Il governo Fanfani IV

GABRIELE PATO

GOVERNO FANFANI IV

IL PRIMO CENTROSINISTRA

In seguito alla caduta del breve e contestatissimo governo Tambroni si costituì un nuovo esecutivo, a guida DC, che si distanziava nettamente dalla precedente esperienza. Il nuovo Consiglio dei Ministri era guidato dalla presidenza di Amintore Fanfani, esponente di spicco del partito, concedeva alcuni ministeri con portafoglio (bilancio, tesoro, marina mercantile, lavoro e previdenza sociale) al Partito Repubblicano di La Malfa (PRI) e al Partito Socialista Democratico (PSDI) ma soprattutto otteneva l'appoggio esterno del Partito Socialista (PSI) di Pertini e Nenni in cambio di un preciso piano di riforme. La maggiore abilità di Moro fu quella di convincere il presidente statunitense J.F. Kennedy a non porre il veto al sostegno esterno del PSI, il quale non si dichiarò contrario a patto che i socialisti italiani rompessero i propri legami con l'Unione Sovietica.

Il piano di governo presentato il 2 marzo 1962 era effettivamente rivoluzionario rispetto ai precedenti, anche rispetto ai tre governi guidati da Fanfani stesso: si proponeva la nazionalizzazione dell'energia elettrica, la riforma del ginnasio, estensione dell'obbligo scolastico fino ai 14 anni e la fine del doppio percorso (liceo o apprendistato professionale), l'aumento delle pensioni ed altre riforme di stampo prettamente sociale. Ottenuta una comoda fiducia presso entrambe le camere (265 favorevoli e 195 contrari alla Camera, 122 favorevoli e 85 contrari al Senato) il 10 marzo, i ministeri si attivarono immediatamente per porre in attuazione l'ambizioso piano di governo il più rapidamente possibile, dal momento che la III legislatura si sarebbe conclusa appena un anno dopo, nella primavera 1963.

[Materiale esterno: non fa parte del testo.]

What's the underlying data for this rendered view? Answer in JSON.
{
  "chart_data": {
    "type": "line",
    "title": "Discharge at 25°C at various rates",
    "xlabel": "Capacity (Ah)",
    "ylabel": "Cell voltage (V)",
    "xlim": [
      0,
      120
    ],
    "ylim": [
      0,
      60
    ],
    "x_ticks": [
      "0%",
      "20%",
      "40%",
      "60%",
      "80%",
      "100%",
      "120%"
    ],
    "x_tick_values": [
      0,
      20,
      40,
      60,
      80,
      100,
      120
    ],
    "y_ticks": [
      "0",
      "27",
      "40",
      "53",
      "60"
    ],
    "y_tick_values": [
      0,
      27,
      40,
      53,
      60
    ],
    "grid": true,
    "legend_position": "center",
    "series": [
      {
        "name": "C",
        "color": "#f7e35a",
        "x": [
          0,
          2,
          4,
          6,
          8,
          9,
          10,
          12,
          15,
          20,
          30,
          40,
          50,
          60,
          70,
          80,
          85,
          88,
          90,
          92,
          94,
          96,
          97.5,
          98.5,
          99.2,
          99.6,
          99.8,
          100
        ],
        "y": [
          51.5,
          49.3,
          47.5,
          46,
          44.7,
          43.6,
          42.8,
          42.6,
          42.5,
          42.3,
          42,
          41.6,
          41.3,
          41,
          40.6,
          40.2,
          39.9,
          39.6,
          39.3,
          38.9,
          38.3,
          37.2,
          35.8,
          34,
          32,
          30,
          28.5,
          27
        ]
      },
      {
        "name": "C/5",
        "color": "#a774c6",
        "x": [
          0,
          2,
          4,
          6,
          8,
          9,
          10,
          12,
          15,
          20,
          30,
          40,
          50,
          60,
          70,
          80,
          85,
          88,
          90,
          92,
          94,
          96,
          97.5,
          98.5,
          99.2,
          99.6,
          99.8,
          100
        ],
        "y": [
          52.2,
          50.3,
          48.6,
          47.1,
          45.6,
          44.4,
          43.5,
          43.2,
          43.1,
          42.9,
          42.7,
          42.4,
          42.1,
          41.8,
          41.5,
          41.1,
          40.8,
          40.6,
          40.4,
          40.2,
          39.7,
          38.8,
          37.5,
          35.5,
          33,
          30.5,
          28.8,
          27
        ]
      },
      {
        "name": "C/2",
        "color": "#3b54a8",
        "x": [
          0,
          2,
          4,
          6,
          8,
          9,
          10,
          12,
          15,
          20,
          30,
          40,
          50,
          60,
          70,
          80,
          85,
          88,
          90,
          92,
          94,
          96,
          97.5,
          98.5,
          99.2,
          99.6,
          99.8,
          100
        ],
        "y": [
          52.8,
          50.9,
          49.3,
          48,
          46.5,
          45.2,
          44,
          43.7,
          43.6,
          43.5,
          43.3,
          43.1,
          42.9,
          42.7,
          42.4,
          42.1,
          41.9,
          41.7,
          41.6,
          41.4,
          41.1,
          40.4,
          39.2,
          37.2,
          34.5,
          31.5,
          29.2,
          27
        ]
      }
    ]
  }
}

Durante i primi dieci mesi di governo, i piani stabiliti furono seguiti speditamente. Il 13 marzo '62 venne approvato l'aumento delle pensioni del 30%, portando la media a circa 100'000 lire mensili; il 13 aprile venne eliminata la censura sulle opere liriche, poetiche e di prosa (mantenuta quella sulle opere cinematografriche, di varietà e televisive); il 14 luglio si diede avvio ad una vasta opera di urbanizzazione e riforma catastale tramite l'esproprio generale di terre ai Comuni; il 27 novembre il Parlamento dà il suo assenso alla nazionalizzazione dell'energia elettrica, creando l'ENEL (Ente Nazionale per l'Elettricità); il 31 dicembre passa la così detta “scuola media unica” unita all'innalzamento dell'età per la scuola dell'obbligo e, infine, nel febbraio '63 la leva militare obbligatoria viene ridotta da 18 a 15 mesi.

Già dall'autunno precedente, il governo però si trovava in una fase di crisi. I malumori delle correnti più conservatrici della DC si fecero più forti, nonostante – come promesso da Aldo Moro – fosse stato garantito loro il ruolo di Presidente della Repubblica, per il quale fu eletto Antonio Segni, nel maggio '62, grazie ai voti dell'MSI e del Partito Democratico Italiano di Unità Monarchica. Uno degli ultimi atti del governo Fanfani IV fu quello di stabilire definitivamente il numero di deputati e senatori, rispettivamente 630 e 315. Il 18 febbraio il presidente Segni sciolse le camere, annunciando elezioni anticipate per il 28 aprile 1963.

Nonostante il parziale successo del proprio ultimo esecutivo, Fanfani venne liquidato dalla Democrazia Cristiana che presentò Aldo Moro come principale esponente. La DC, pur restando primo partito, perse il 4% (da 42 a 38%) mentre crebbero Partito Liberale, PCI e PSI. Sia DC che PSI rifiutano l'ipotesi di un “centrosinistra organico”, ovvero un governo guidato dai due partiti e non soltanto sostenuto dall'esterno, e di conseguenza Moro rinuncia all'incarico passando il testimone a Giovanni Leone, incaricato di far approvare la legge di bilancio e trovatosi a dover gestire le conseguenze della tremenda tragedia del Vajont. Riprese le consultazioni, Aldo Moro si ripropose al centro della scena, annientando i suoi avversarsi interni, quali Mario Scelba, che dopo un quindicennio da protagonista abbandonò la politica attiva. Moro formò dunque un governo con PSI, PSDI, e PRI, concedendo ben sei ministri ai socialisti ed il seggio di vice primo ministro a Pietro Nenni. Dimessosi, Leone sarà nominato avvocato difensore dell'ENEL nel processo sul Vajont riuscendo a far “risparmiare” miliardi di risarcimenti alle casse dello stato.